Comunidade que abrigou 90 famílias é desmantelada por programa federal

A Ilha Mauá, em Porto Alegre, se transforma em uma vila fantasma após a saída das últimas famílias.
O silêncio tomou conta da Ilha Mauá, em Porto Alegre, após a saída das últimas famílias. Agora, somente restam escombros e ruas vazias. A comunidade, que abrigou cerca de 90 famílias, virou um cenário de abandono às margens do Guaíba. A desocupação da área, considerada de alto risco de inundação, faz parte de um programa federal de compra assistida.
Desocupação e demolição
As casas estão sendo demolidas, os terrenos limpos e os moradores realocados. Segundo a prefeitura, essa ação é um esforço conjunto com o governo federal para retirar moradores de áreas vulneráveis. O padre Rudimar Dal Asta, que acompanhou a comunidade ao longo dos anos, reconhece o peso da decisão: “Ainda estamos com medo. A destruição foi muito grande. As famílias fizeram sua opção. Estamos cansados do medo, cansados de a água vir e encher as casas”.
Impacto na comunidade
Cida Marques, moradora há 64 anos, está deixando o local com a desocupação. “De noite, tu deita na cama e fica pensando na tua infância toda ali, jogada fora”, lamenta o pescador Eder Ribeiro, que aguarda uma nova moradia.

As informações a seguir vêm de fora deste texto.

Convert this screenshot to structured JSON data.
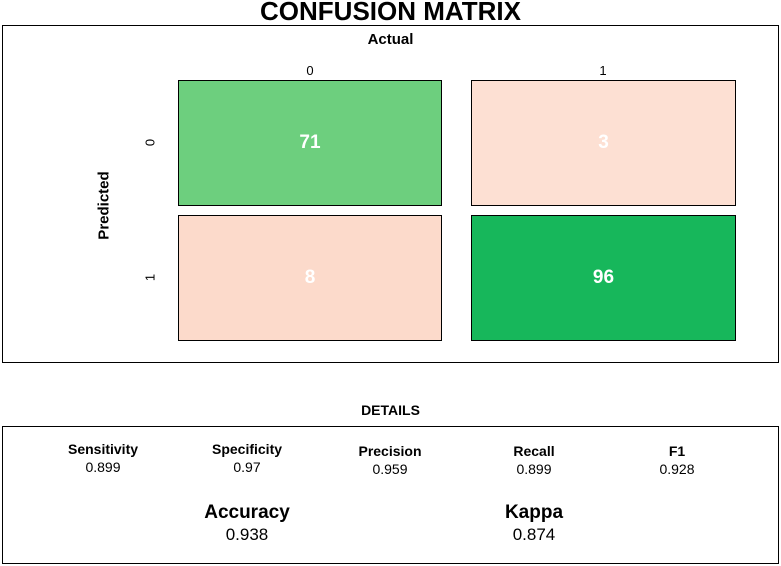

O programa já cadastrou 2.963 beneficiários nas ilhas de Porto Alegre, e até o início de outubro, 1.939 haviam sido contemplados.
Reflexões sobre a mudança
A transformação da Ilha Mauá em uma vila fantasma traz à tona reflexões sobre as dificuldades enfrentadas por seus habitantes. A expectativa de um futuro melhor, mesmo diante da tristeza da perda, é um sentimento compartilhado entre os moradores.